Türkiye’de son yıllarda en çok tartışılan konuların başında gelen vahşi madencilik ve buna bağlı yaşanan doğa yıkımına yönelik eleştirilere ilgili idareler ve madencilik sektörünün yanıtı hep aynı: “Kestiğimiz ağacın 5 katını dikiyoruz.” Ancak çevre üzerinde büyük tahribatlara yol açan madencilik faaliyetleri için ilgili yasalar kapsamında alınan Çevre Uyum Bedeli'nin, işletme sonrası yapılacak iyileştirme çalışmalarının maliyetini karşılamadığı ortaya çıktı. Maden ve Petrol İşleri Genel Müdürlüğü’nün 2020 yılı faaliyetleriyle ilgili yapılan Sayıştay denetiminde, “Yıllar itibariyle Genel Müdürlük tarafından tahsil edilen çevre ile uyum bedellerinin, maden sahalarında yapılacak rehabilitasyon çalışmalarının maliyetini karşılayacak tutarda olmadığı” tespit edildi.
Toroslardan Kaz Dağlarına, Sivas’tan Erzincan’a Türkiye’nin dört bir yanında sürdürülen vahşi madencilik uygulamaları ormanlar, su kaynakları ve doğal çevre üzerinde önemli tahribatlara yol açıyor.
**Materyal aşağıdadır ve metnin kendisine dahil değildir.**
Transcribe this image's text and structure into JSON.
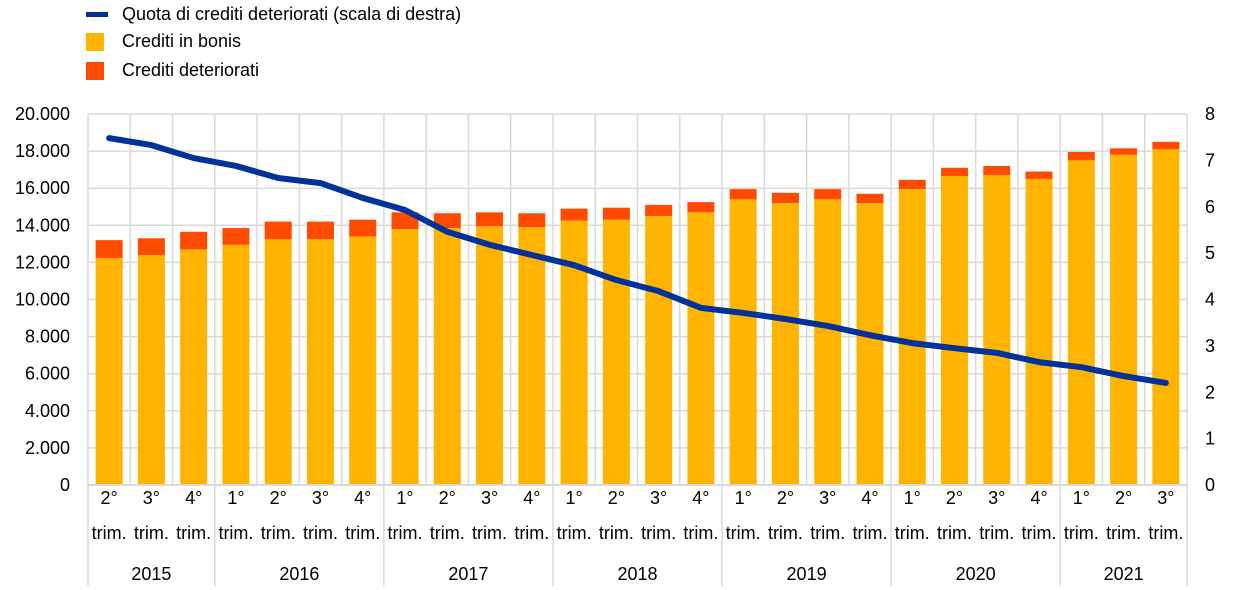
{
  "chart_data": {
    "type": "bar",
    "stacked": true,
    "categories": [
      {
        "quarter": "2°",
        "suffix": "trim.",
        "year": "2015"
      },
      {
        "quarter": "3°",
        "suffix": "trim.",
        "year": "2015"
      },
      {
        "quarter": "4°",
        "suffix": "trim.",
        "year": "2015"
      },
      {
        "quarter": "1°",
        "suffix": "trim.",
        "year": "2016"
      },
      {
        "quarter": "2°",
        "suffix": "trim.",
        "year": "2016"
      },
      {
        "quarter": "3°",
        "suffix": "trim.",
        "year": "2016"
      },
      {
        "quarter": "4°",
        "suffix": "trim.",
        "year": "2016"
      },
      {
        "quarter": "1°",
        "suffix": "trim.",
        "year": "2017"
      },
      {
        "quarter": "2°",
        "suffix": "trim.",
        "year": "2017"
      },
      {
        "quarter": "3°",
        "suffix": "trim.",
        "year": "2017"
      },
      {
        "quarter": "4°",
        "suffix": "trim.",
        "year": "2017"
      },
      {
        "quarter": "1°",
        "suffix": "trim.",
        "year": "2018"
      },
      {
        "quarter": "2°",
        "suffix": "trim.",
        "year": "2018"
      },
      {
        "quarter": "3°",
        "suffix": "trim.",
        "year": "2018"
      },
      {
        "quarter": "4°",
        "suffix": "trim.",
        "year": "2018"
      },
      {
        "quarter": "1°",
        "suffix": "trim.",
        "year": "2019"
      },
      {
        "quarter": "2°",
        "suffix": "trim.",
        "year": "2019"
      },
      {
        "quarter": "3°",
        "suffix": "trim.",
        "year": "2019"
      },
      {
        "quarter": "4°",
        "suffix": "trim.",
        "year": "2019"
      },
      {
        "quarter": "1°",
        "suffix": "trim.",
        "year": "2020"
      },
      {
        "quarter": "2°",
        "suffix": "trim.",
        "year": "2020"
      },
      {
        "quarter": "3°",
        "suffix": "trim.",
        "year": "2020"
      },
      {
        "quarter": "4°",
        "suffix": "trim.",
        "year": "2020"
      },
      {
        "quarter": "1°",
        "suffix": "trim.",
        "year": "2021"
      },
      {
        "quarter": "2°",
        "suffix": "trim.",
        "year": "2021"
      },
      {
        "quarter": "3°",
        "suffix": "trim.",
        "year": "2021"
      }
    ],
    "years": [
      "2015",
      "2016",
      "2017",
      "2018",
      "2019",
      "2020",
      "2021"
    ],
    "series": [
      {
        "name": "Crediti in bonis",
        "kind": "bar",
        "axis": "left",
        "color": "#FFB400",
        "values": [
          12240,
          12400,
          12700,
          12950,
          13250,
          13250,
          13400,
          13800,
          13850,
          13950,
          13900,
          14250,
          14300,
          14500,
          14700,
          15400,
          15200,
          15400,
          15200,
          15950,
          16650,
          16700,
          16500,
          17500,
          17800,
          18100
        ]
      },
      {
        "name": "Crediti deteriorati",
        "kind": "bar",
        "axis": "left",
        "color": "#FF4B00",
        "values": [
          960,
          900,
          950,
          900,
          950,
          950,
          900,
          900,
          800,
          750,
          750,
          650,
          650,
          600,
          550,
          550,
          550,
          550,
          500,
          500,
          450,
          500,
          400,
          450,
          350,
          400
        ]
      },
      {
        "name": "Quota di crediti deteriorati (scala di destra)",
        "kind": "line",
        "axis": "right",
        "color": "#003299",
        "values": [
          7.48,
          7.33,
          7.05,
          6.88,
          6.62,
          6.51,
          6.19,
          5.93,
          5.46,
          5.18,
          4.96,
          4.74,
          4.42,
          4.18,
          3.82,
          3.71,
          3.58,
          3.43,
          3.23,
          3.06,
          2.95,
          2.85,
          2.65,
          2.54,
          2.35,
          2.2
        ]
      }
    ],
    "y_left": {
      "min": 0,
      "max": 20000,
      "ticks": [
        "0",
        "2.000",
        "4.000",
        "6.000",
        "8.000",
        "10.000",
        "12.000",
        "14.000",
        "16.000",
        "18.000",
        "20.000"
      ]
    },
    "y_right": {
      "min": 0,
      "max": 8,
      "ticks": [
        "0",
        "1",
        "2",
        "3",
        "4",
        "5",
        "6",
        "7",
        "8"
      ]
    },
    "grid": true,
    "legend_placement": "top-left"
  }
}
Mermer ve granit gibi doğal taşların yanında altın, gümüş gibi değerli madenleri çıkarmak için yürütülen madencilik faaliyetlerinde kantarın topuzu kaçmış durumda. 2004 yılında yeniden düzenlenen maden yasasında ormanları, suları ve doğayı koruyan kimi maddeler ya esnetildi ya da iyice budandı.
'PARA EDEN NE VARSA MADENDİR'
Yasanın 2. Maddesi, yerkabuğunda ve sularda doğal olarak bulunan, kısaca paraya çevrilebilir ne varsa “maden” olarak tanımlıyor. Bu bakış açısı, ülkenin dağının taşının yerli ve yabancı şirketler eliyle yağmalanmasını “madencilik” faaliyetine indirgenmesine yol açtı.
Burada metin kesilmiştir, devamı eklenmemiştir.